Он принялся учить Катю азбуке, она, хорошо считая, не знала ни одной буквы. Катя послушно повторяла слоги, складывая их в слова, вскидывала глаза в удивлении от чуда получающихся слов, но занималась она без охоты. Быстро вскакивала из-за стола, едва Сеня объявлял конец уроку, и подходила к окну, глядевшему в улицу, подолгу смотрела на расставленные до горы тремя улицами избы, на побитый за деревней лес, на стоящих неподвижно под дождем коров, беспрестанно жующих жвачку, на пробегающую торопливо собаку и на редких прохожих, тоже торопящихся, высоко поднимающих ноги. А Сеня стоял в дверях прихожей и со стылым сердцем смотрел на нее, замершую у окна: что она там видит? о чем думает? куда отлетают ее желания? И с кем она - с ними или с кем-то другим?
Он пытался узнать о ней побольше:
- Ты помнишь, где вы жили в городе?
Она вся натягивалась, лицо становилось напряженным, чужим, менялись, тяжелея, глаза.
- В деревянном доме, - натягивая слова, выговаривала она. - На втором этаже.
- Ты с тетей Люсей жила?
- Тетя Люся потом пришла.
- А кто жил на первом этаже?
Девочка смотрела на Сеню и медлила.
- Ахмет... - с трудом произносила она. - Олег... Там много было.

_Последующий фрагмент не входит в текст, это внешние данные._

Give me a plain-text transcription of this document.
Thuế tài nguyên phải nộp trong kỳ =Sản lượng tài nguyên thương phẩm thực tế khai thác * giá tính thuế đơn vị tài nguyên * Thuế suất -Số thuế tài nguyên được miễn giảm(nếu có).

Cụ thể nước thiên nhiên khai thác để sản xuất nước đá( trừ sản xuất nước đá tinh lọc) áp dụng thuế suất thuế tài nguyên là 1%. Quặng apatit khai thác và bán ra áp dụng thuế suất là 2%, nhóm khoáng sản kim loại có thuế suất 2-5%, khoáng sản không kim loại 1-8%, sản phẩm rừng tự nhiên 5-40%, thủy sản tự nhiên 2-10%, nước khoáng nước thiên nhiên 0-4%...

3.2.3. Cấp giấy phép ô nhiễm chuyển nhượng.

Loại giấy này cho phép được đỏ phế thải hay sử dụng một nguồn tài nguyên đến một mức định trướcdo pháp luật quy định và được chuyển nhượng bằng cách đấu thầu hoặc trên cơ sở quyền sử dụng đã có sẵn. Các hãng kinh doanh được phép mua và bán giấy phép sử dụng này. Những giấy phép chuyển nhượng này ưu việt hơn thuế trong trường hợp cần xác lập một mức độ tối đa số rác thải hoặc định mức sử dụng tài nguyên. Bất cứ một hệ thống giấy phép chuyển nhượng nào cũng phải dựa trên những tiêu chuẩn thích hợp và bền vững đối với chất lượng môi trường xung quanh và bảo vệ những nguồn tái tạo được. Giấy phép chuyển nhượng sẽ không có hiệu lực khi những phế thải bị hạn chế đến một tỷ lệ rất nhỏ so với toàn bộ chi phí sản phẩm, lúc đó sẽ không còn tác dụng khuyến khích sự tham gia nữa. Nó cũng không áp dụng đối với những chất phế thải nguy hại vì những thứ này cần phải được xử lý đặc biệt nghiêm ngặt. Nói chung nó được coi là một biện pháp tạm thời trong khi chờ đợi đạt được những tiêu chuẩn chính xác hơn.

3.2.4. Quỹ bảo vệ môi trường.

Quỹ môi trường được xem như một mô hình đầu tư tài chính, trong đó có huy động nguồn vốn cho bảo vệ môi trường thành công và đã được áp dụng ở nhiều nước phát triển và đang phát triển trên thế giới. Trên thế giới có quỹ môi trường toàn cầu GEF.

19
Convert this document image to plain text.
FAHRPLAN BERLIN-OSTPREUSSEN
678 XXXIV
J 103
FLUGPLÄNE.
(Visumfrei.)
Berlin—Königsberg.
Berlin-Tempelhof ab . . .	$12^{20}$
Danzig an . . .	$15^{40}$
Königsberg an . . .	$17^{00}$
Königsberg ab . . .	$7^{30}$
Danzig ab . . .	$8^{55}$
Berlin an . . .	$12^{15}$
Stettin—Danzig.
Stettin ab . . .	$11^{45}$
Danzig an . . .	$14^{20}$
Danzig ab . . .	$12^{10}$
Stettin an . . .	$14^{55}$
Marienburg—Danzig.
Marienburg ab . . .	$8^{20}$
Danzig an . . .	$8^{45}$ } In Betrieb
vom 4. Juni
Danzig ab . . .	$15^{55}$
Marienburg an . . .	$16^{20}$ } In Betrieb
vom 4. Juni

Приезжали и уезжали.
- А кто такой Ахмет?
- Он стрелял в тетю Люсю...
- Как стрелял, почему?
И снова молчание, потом тихо:
- Он стрелял, чтоб не попасть. Сказал: в другой раз прямо в сердце.
- А почему стрелял, не знаешь?
- Не знаю.
Сеня не перебарщивал с расспросами, он видел, что они даются девочке тяжело. Она после них затаивалась, старалась держаться в сторонке, ходила медленно, с оглядкой, снова принималась пристально всматриваться во все, что окружало ее, нижняя губка безвольно оттопыривалась, лицо бледнело. "Пусть обживется, привыкнет к нам, перестанет чего-то бояться... и уж тогда... не сейчас..." - думал Сеня, прекращая такие разговоры. Да и так ли уж важно было разведать, что скрывалось за тем днем, когда девочка оказалась с ним рядом? Что это даст? Когда-то он шлепнулся в Заморы как кусок дерьма - его приняли, не спрашивая характеристику, отдали ему единственную дочь. Это зло выясняет подробности, добру они ни к чему.

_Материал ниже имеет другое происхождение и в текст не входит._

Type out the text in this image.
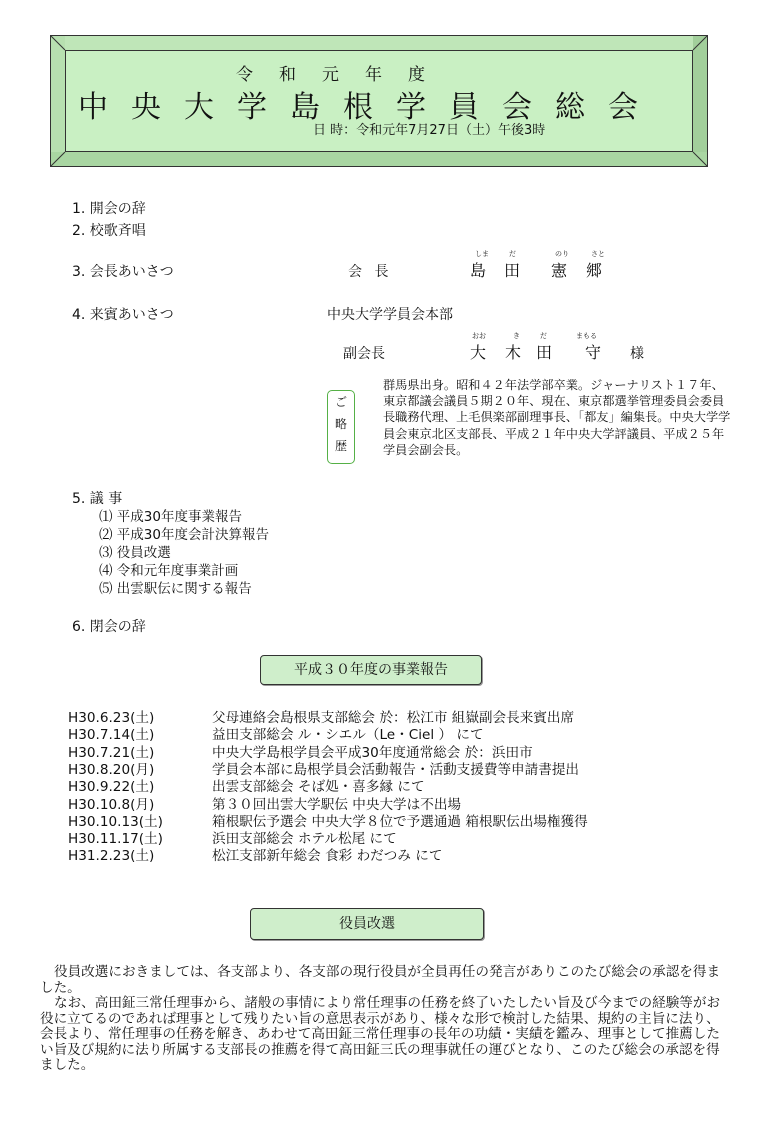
令和元年度
中央大学島根学員会総会
日 時：令和元年7月27日（土）午後3時
1. 開会の辞
2. 校歌斉唱
3. 会長あいさつ	会 長
しま	だ	のり	さと
島 田 憲 郷
4. 来賓あいさつ	中央大学学員会本部
副会長
おお	き	だ	まもる
大 木 田 守 様
ご
略
歴
群馬県出身。昭和４２年法学部卒業。ジャーナリスト１７年、東京都議会議員５期２０年、現在、東京都選挙管理委員会委員長職務代理、上毛倶楽部副理事長、「都友」編集長。中央大学学員会東京北区支部長、平成２１年中央大学評議員、平成２５年学員会副会長。
5. 議 事
⑴ 平成30年度事業報告
⑵ 平成30年度会計決算報告
⑶ 役員改選
⑷ 令和元年度事業計画
⑸ 出雲駅伝に関する報告
6. 閉会の辞
平成３０年度の事業報告
H30.6.23(土)	父母連絡会島根県支部総会 於：松江市 組嶽副会長来賓出席
H30.7.14(土)	益田支部総会 ル・シエル（Le・Ciel ） にて
H30.7.21(土)	中央大学島根学員会平成30年度通常総会 於：浜田市
H30.8.20(月)	学員会本部に島根学員会活動報告・活動支援費等申請書提出
H30.9.22(土)	出雲支部総会 そば処・喜多縁 にて
H30.10.8(月)	第３０回出雲大学駅伝 中央大学は不出場
H30.10.13(土)	箱根駅伝予選会 中央大学８位で予選通過 箱根駅伝出場権獲得
H30.11.17(土)	浜田支部総会 ホテル松尾 にて
H31.2.23(土)	松江支部新年総会 食彩 わだつみ にて
役員改選
役員改選におきましては、各支部より、各支部の現行役員が全員再任の発言がありこのたび総会の承認を得ました。
なお、高田鉦三常任理事から、諸般の事情により常任理事の任務を終了いたしたい旨及び今までの経験等がお役に立てるのであれば理事として残りたい旨の意思表示があり、様々な形で検討した結果、規約の主旨に法り、会長より、常任理事の任務を解き、あわせて高田鉦三常任理事の長年の功績・実績を鑑み、理事として推薦したい旨及び規約に法り所属する支部長の推薦を得て高田鉦三氏の理事就任の運びとなり、このたび総会の承認を得ました。
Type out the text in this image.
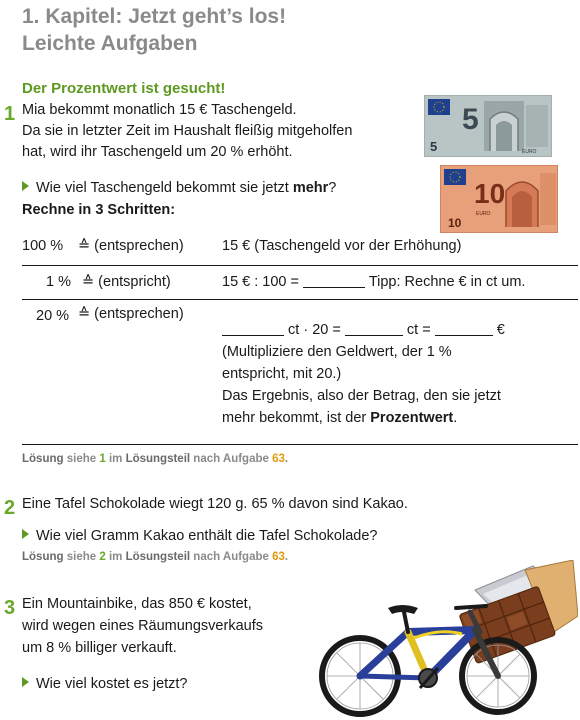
1. Kapitel: Jetzt geht’s los!
Leichte Aufgaben
Der Prozentwert ist gesucht!
1 Mia bekommt monatlich 15 € Taschengeld.
Da sie in letzter Zeit im Haushalt fleißig mitgeholfen
hat, wird ihr Taschengeld um 20 % erhöht.
Wie viel Taschengeld bekommt sie jetzt mehr?
Rechne in 3 Schritten:
5
5	EURO
10
10
EURO
100 % ≙ (entsprechen)	15 € (Taschengeld vor der Erhöhung)
1 % ≙ (entspricht)	15 € : 100 =	Tipp: Rechne € in ct um.
20 % ≙ (entsprechen)
ct · 20 =	ct =	€
(Multipliziere den Geldwert, der 1 %
entspricht, mit 20.)
Das Ergebnis, also der Betrag, den sie jetzt
mehr bekommt, ist der Prozentwert.
Lösung siehe 1 im Lösungsteil nach Aufgabe 63.
2 Eine Tafel Schokolade wiegt 120 g. 65 % davon sind Kakao.
Wie viel Gramm Kakao enthält die Tafel Schokolade?
Lösung siehe 2 im Lösungsteil nach Aufgabe 63.
3 Ein Mountainbike, das 850 € kostet,
wird wegen eines Räumungsverkaufs
um 8 % billiger verkauft.
Wie viel kostet es jetzt?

Опять разгулялась погода, выглянуло солнышко, но уже без прежнего тепла, примериваясь к зиме. Высушило улицу, и показалось, что порядки домов развело еще шире. Когда Катя смотрела, как идет к ней через дорогу Ариша, уже не смеющая сбрасывать сапоги, чудилось, что идет она долго-долго. Они вместе принимались ставить самовар под навесом справа от летней кухни: большую, пузатую чурку застилали клеенкой, рядом притыкали две низенькие чурочки для сиденья, устанавливали самовар на "стол", заливали его водой и втыкали трубу. "Скипел?" - через пять секунд спрашивала Ариша. "Нет, так быстро не кипит", - вразумляла Катя. "Скипел?" - "Нет, говорят тебе, рано". - "Скипел?" - "Скипел". Начиналось чаепитие. "Мой-то, - сложив сердечком губы и дуя в пластмассовый стаканчик, сообщала Ариша косным лепетком, опеть вечор холосый пришел". - "Батюшки! - взахивала Катя и спохватывалась: - А какой хороший?" - "В стельку". - "В какую стельку?" - не понимала Катя. "В талабан". - "В какой талабан?" Наступало молчание. Катя спрашивала: "Ты ему все сказала?" - "Все сказала". - "Как ты сказала?" - "Остылел ты мне, сказала".
- Ну и сказки у тебя, Арина Родионовна! - кричал от верстака под этим же навесом Сеня. - Заслушаешься!
Все нетерпеливей, все поспешней хотел жить Сеня: сначала он торопил ночи, чувствуя по ночам беспомощность, боязнь быть застигнутым врасплох и голым - войдет кто-нибудь, а он в трусах, босиком, и ничего под руками, ему казалось, что ночью и слов подходящих не найдется для защиты; теперь он стал торопить и дни. Будь его воля, он скоренько переметал бы их из стороны в сторону, добравшись до глухой зимы, когда заметет так, что ни пройти ни проехать и только ветер будет дымить по крышам. Торопясь сам, торопил Сеня и Галю. Раньше обычного сняли и засолили капусту, развез на тележке и разбросал он навоз под картошку, утеплил стайки для коров, первым в деревне привез с елани застогованное сено... Галя смотрела на него с удивлением и опаской: всегда приходилось подгонять мужика, а тут поперед времени бежит. Но, как вперекор Сене, воротилось тепло, к обеду нагревалось до того, что хоть в рубашке ходи, на кустах смородины за летней кухней набухли почки, солнце, которое уже спустилось к южному полукружью и поблекло, смотрелось опять молодо.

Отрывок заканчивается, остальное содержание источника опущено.